Epilogue
Scottish summer was my favourite day of the year. After almost a decade in which we’d all got used to the better weather, the rain and gloom had returned to Scotland with full force.
Sometimes you only realised what you were missing once you didn’t have it anymore.
I leaned back on the picnic blanket and took a few more of the quartered grapes Stella had brought to our seaside hangout, and glanced over at my wife.
She and Stella were deep in conversation about the best brand of rain gear for kids and about Stella’s handcrafting business.
She’d moved to Carranbrae a few years ago to work at Gust & Grind, the Scales sister cafe.
It had been her partner Mikke who’d encouraged her to pursue her art business on the side.
Since Saga’s birth three years ago, she only took occasional shifts to get out of the house.
I grinned and pushed up to my feet, but not before grabbing another few grapes. The sand crunched under my hooves as I trudged over to the boulders scattered around the beach at the bottom of the cliff that held Carranbrae’s lighthouse.
Stella and Mikke’s daughter crouched beside a tide pool with her brown fox ears twitching.
Briar charged past her a moment later with all the grace of our kind, sending sand flying everywhere. He chased a sea gull that was almost as big as he was. Mikke called something that I couldn’t hear over the sea breeze and laughed.
“Everything alright?” I asked him.
“Sure! Little Briar is very brave.” He gave me a wide grin that exposed his sharp fangs. “Battling the gulls.”
I snorted and ducked just in time to grab my small son in mid-run.
“Oi, wee bull, leave the gulls alone, will ye?” I nuzzled my nose into the crook of his neck. Briar wriggled in my arms, the tiny nubs of his horns barely visible in the riot of russet curls.
“Down,” he demanded with all the stubborn authority of a calf who had already decided the beach belonged to him.
I sighed and set him back on his feet.
“You know that he’ll keep chasing the sea gulls, don’t you?” A giggling Autumn ducked under my arm and slipped hers around my waist.
I bent down and kissed the top of her head. “‘Course he will. When has that stubborn bairn ever listened to me?”
“Aww.” My wife scrunched her nose and pouted up at me. “Poor daddy.”
“Mh, I like it when you call me that,” I rumbled and pulled her closer to my side. Ever since we’d got together officially, I had thought I couldn’t adore her more than I did.
Then, about a year after our wedding, we’d found out that we were expecting a baby. I’d seen her carry and birth our wonderful son, and with every day that passed, my love for both of them deepened.
“You look so beautiful today.” Autumn leaned her head against my chest when I rested my palm on her bump. Soon we’d be able to feel their little kicks.

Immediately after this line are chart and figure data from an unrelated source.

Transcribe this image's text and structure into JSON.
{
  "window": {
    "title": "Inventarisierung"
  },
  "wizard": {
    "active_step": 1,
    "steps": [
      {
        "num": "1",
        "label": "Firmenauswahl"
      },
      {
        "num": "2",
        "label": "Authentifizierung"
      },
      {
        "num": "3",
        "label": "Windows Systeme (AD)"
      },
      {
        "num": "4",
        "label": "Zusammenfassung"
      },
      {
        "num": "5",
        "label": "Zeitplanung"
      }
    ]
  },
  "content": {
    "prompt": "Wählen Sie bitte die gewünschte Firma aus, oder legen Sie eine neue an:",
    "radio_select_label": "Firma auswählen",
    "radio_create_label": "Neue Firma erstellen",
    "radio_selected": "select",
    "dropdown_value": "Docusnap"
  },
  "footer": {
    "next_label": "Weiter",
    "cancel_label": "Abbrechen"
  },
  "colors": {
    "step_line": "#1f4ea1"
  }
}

“I feel like a whale already.” She poked my side and exhaled. “I bet they’re going to be as huge as Little Horns was.”
“They’ll be perfect, just like our wee bull.”
The wee bull charged through the surf again, spraying Saga, Stella, and Mikke with water. They all laughed and chased after him.
“I’m just scared, Ross. Briar’s a handful, what if…”
“Then we’ll manage together.” I hugged her.
“Business is booming thanks to you. I’ll be around a lot, and once they’re a bit older you can go back to the workshop and I’ll stay with the bairns.
Just like we did with Briar.” She followed my lead when I tilted her face up and placed a soft kiss on her lips.
Briar crashed into my leg and flung his small arms around both our thighs. “Mama, help!” he shrieked.
I chuckled and kissed my beautiful wife again.
“We’ll be fine, Autumn. I promise you that.”